10th annual "Heal the Hood" Block Party spreads messages of unity, non-violence
MILWAUKEE (CBS 58) - Community leaders gathered Saturday for a safe and positive way to "dance" into Memorial Day weekend on Milwaukee's North Side.
The 10th annual "Heal the Hood" Block Party was held on West Wright Street in the Harambee neighborhood, featuring local food, music, vendors, and organizations hoping to make a change in Milwaukee.
Several community activists and organizations used the party as a way to spread a message of non-violence, and provide connections to the community.
"It demonstrates that our community can come together in a safe healthy way and enjoy culture," said Bria Grant with Milwaukee Crime Stoppers.

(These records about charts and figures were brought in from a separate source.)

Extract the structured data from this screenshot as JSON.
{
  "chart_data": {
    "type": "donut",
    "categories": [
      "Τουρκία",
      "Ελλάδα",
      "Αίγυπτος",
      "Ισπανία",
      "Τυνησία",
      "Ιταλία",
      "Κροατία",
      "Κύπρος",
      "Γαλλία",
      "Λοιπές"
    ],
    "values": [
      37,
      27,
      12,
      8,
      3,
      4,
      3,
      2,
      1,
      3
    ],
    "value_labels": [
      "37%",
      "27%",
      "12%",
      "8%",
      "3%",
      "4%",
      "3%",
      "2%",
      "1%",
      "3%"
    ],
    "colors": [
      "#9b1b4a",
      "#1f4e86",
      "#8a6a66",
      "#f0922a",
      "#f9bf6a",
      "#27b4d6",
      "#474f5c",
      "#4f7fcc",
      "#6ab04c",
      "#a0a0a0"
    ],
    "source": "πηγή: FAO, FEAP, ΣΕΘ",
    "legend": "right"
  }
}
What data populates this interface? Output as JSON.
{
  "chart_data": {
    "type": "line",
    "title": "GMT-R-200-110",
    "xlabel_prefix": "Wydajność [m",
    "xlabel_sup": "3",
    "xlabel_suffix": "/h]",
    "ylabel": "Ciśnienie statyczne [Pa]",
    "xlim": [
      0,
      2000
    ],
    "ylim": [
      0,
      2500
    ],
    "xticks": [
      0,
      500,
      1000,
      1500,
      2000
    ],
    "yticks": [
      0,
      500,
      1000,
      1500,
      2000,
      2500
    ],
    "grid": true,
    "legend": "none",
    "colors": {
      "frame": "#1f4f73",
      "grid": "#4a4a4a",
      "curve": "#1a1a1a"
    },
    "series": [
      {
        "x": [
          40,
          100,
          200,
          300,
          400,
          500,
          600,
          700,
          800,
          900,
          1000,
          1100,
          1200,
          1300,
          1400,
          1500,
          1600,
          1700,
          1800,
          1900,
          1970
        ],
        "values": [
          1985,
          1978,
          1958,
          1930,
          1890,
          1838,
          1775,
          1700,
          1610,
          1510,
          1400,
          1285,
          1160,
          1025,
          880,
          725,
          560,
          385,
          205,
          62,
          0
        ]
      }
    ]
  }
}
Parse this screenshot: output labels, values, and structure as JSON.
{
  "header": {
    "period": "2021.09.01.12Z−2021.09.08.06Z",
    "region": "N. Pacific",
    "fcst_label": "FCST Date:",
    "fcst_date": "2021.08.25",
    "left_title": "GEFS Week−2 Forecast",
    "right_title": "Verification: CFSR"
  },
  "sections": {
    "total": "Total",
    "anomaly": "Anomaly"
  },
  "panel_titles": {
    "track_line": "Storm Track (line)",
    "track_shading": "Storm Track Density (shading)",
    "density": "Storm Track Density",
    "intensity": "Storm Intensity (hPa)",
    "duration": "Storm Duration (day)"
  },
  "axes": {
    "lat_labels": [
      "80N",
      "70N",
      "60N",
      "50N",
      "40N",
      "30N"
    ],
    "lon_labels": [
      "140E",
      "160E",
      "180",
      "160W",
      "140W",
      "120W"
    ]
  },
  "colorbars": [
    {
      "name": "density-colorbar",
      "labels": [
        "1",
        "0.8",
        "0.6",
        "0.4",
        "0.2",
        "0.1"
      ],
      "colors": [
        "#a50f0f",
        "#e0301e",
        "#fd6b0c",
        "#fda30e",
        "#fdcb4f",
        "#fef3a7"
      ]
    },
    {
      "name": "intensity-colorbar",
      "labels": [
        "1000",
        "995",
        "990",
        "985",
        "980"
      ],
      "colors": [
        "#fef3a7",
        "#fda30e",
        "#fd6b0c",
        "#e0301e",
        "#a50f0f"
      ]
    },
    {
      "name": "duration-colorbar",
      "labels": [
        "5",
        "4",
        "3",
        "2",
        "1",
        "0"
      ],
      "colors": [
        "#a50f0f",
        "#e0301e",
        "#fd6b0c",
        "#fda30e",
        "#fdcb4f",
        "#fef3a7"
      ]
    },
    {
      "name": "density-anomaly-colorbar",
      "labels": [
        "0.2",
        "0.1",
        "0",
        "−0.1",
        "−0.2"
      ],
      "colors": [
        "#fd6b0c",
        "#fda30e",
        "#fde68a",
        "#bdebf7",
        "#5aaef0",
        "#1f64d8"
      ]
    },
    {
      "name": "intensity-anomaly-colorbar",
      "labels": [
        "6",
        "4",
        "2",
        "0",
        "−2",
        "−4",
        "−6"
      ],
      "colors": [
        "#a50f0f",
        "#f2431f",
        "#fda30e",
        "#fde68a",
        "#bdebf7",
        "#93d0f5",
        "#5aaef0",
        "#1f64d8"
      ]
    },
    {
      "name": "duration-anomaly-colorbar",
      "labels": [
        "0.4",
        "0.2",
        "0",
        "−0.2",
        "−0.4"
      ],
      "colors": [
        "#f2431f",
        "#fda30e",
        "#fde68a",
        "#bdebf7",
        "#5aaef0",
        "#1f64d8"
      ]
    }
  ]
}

Grant said an event like this proves that many of the tools to move forward are right in front of us, in our own neighborhoods.
"We can heal ourselves, right? So, when we talk about 'Heal the Hood,' we have all we need in our community, and when we come together in a healthy way, we can all be whole," Grant said.
The Heal the Hood campaign was started by local activist Ajamou Butler with the purpose of bringing neighborhoods together.
"It's all good energy, it's all good energy," said Milwaukee's district 6 Alderwoman, Milele Coggs.
Alderwoman Coggs says the event has noticeably grown over the last decade.
"The first year I think it was less than fifty people, so as you can see, there are several hundred people here today. Definitely, I think people hear the message, appreciate the message, and want to participate in helping Milwaukee heal," Coggs said.
She also noted that we often see a rise in violent crimes during the summer season.
Coggs said "Heal the Hood" is a way to kick off Memorial Day weekend in a safe and positive way on Milwaukee's North Side.
"For as much as we see tragedy, not only on the streets of Milwaukee, but across the country, we oftentimes need to be reminded about the good that is there, and the people, the great people, who are willing to work to help make Milwaukee better," Coggs said.
The will to work toward progress within Milwaukee communities was echoed by Arnitta Holliman, the director of the Milwaukee Office of Violence Prevention.
She said activists will keep their feet on the ground all Memorial Day weekend to help keep the city safe.
"We've corralled a number of community members, over thirty community members, to hit the streets this weekend to be visible in neighborhoods like these to connect with some community members and spend some time spreading some love," Holliman said.
The event was sponsored by the Office of Violence Prevention, 414Life, Milwaukee Health and Human Services and several other organizations.